Is the end near?

Loren Johns teaches about God’s future



Waterloo, ON

Tim LaHaye and Jerry B. Jenkins, together with Tyndale House Publishers, have unleashed a behemoth industry on the world, Christian and otherwise. The original twelve volumes of the Left Behind Series have sold over 63 million copies in over a hundred languages. The industry has created forty children’s books, Bible Studies on Armageddon and “the second coming,” graphic novels, a chart of novels and the book of Revelation, a video (“have you been left behind?”) for Christians to leave for non-Christians, music, apparel, collectables, a board game, and a video game where you use prayer and weapons to defeat the Anti-Christ and his human assistants.

In his seminar and four Bible studies, Loren Johns, Professor of New Testament at Associated Mennonite Biblical Seminary in Elkhart, Indiana, taught that Revelation is used in a variety of ways but he prefers to interpret it in its first century context, applying what can be learned to our day. Over and over again in his Bible studies he underlined that biblical prophecy is 90% or more teaching, with only a very small amount telling of future events. However the Left Behind series reads the symbols and images as descriptions of real events that are yet to come.

Johns found he enjoyed the novels more than he expected, “They’re real page turners.” But he finds the “ends justifying the means” use of lying, anger, hatred and violence disturbing. He wondered aloud how Christians would respond if a Muslim wrote similar material. “It rejects the good news of Jesus Christ,” he said, a good news that does not kill our enemies or hate them.
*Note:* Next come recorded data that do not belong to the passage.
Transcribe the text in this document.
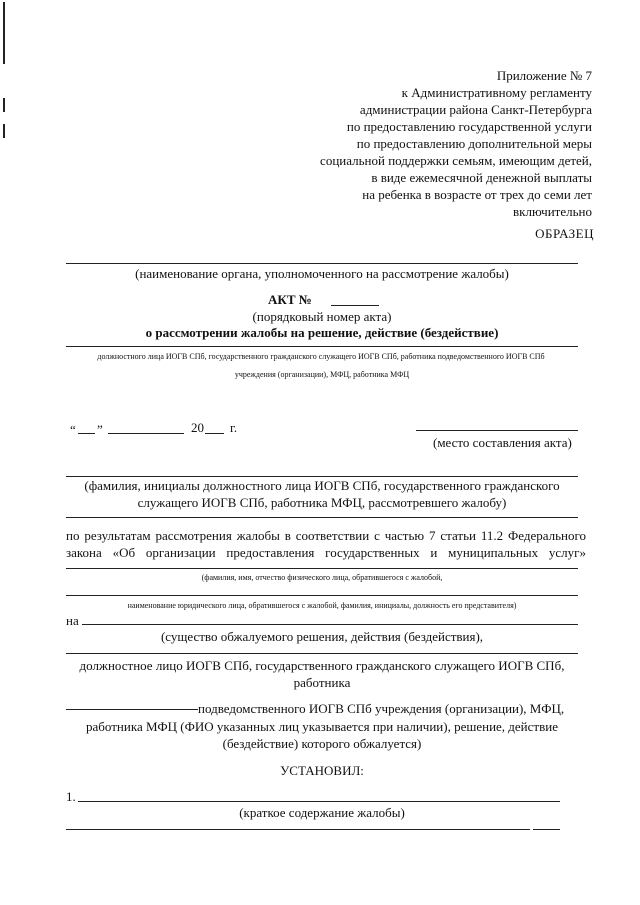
Приложение № 7
к Административному регламенту
администрации района Санкт-Петербурга
по предоставлению государственной услуги
по предоставлению дополнительной меры
социальной поддержки семьям, имеющим детей,
в виде ежемесячной денежной выплаты
на ребенка в возрасте от трех до семи лет
включительно
ОБРАЗЕЦ
(наименование органа, уполномоченного на рассмотрение жалобы)
АКТ №
(порядковый номер акта)
о рассмотрении жалобы на решение, действие (бездействие)
должностного лица ИОГВ СПб, государственного гражданского служащего ИОГВ СПб, работника подведомственного ИОГВ СПб
учреждения (организации), МФЦ, работника МФЦ
“ ”	20 г.
(место составления акта)
(фамилия, инициалы должностного лица ИОГВ СПб, государственного гражданского
служащего ИОГВ СПб, работника МФЦ, рассмотревшего жалобу)
по результатам рассмотрения жалобы в соответствии с частью 7 статьи 11.2 Федерального
закона «Об организации предоставления государственных и муниципальных услуг»
(фамилия, имя, отчество физического лица, обратившегося с жалобой,
наименование юридического лица, обратившегося с жалобой, фамилия, инициалы, должность его представителя)
на
(существо обжалуемого решения, действия (бездействия),
должностное лицо ИОГВ СПб, государственного гражданского служащего ИОГВ СПб,
работника
подведомственного ИОГВ СПб учреждения (организации), МФЦ,
работника МФЦ (ФИО указанных лиц указывается при наличии), решение, действие
(бездействие) которого обжалуется)
УСТАНОВИЛ:
1.
(краткое содержание жалобы)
But he would not stop congregations from having them in their libraries, rather he would invite conversation about the books and their contents.

In the well-attended daily Bible Studies on Revelation, Johns began at what he considers the climax of the book—Revelation 21:1-4. “The book of Revelation is like an impressionist painting,” he said, “You get more out of it by standing way back.” It was written as an apocalypse, an unveiling of how the churches were to act in their difficult time under the Roman Emperor Domitian.  

The first 20 chapters of Revelation are a drama of the world needing a redeemer, but not finding one, and of judgement, especially on Rome, the city of power which John compares to a prostitute. Then in chapter 21 comes the vision of the new heaven and earth, with Jerusalem inhabited by God and the lamb. In this city the great forces of chaos—the sea and the night—are conquered by God. Johns told his audience that they should expect many peoples in the New Jerusalem because the word for nations is plural. In his final Bible Study Johns repeated, “The book of Revelation is a remarkably inclusive document.” God will accept everyone, and yet the ability to choose for or against Jesus is maintained.

Jesus did not come back as John, the writer of Revelation expected, but this does not negate the message that God will bring about an end in God’s own good time. We need a reverent agnosticism, said Johns, for no one knows the time or seasons. The future is in God’s hands.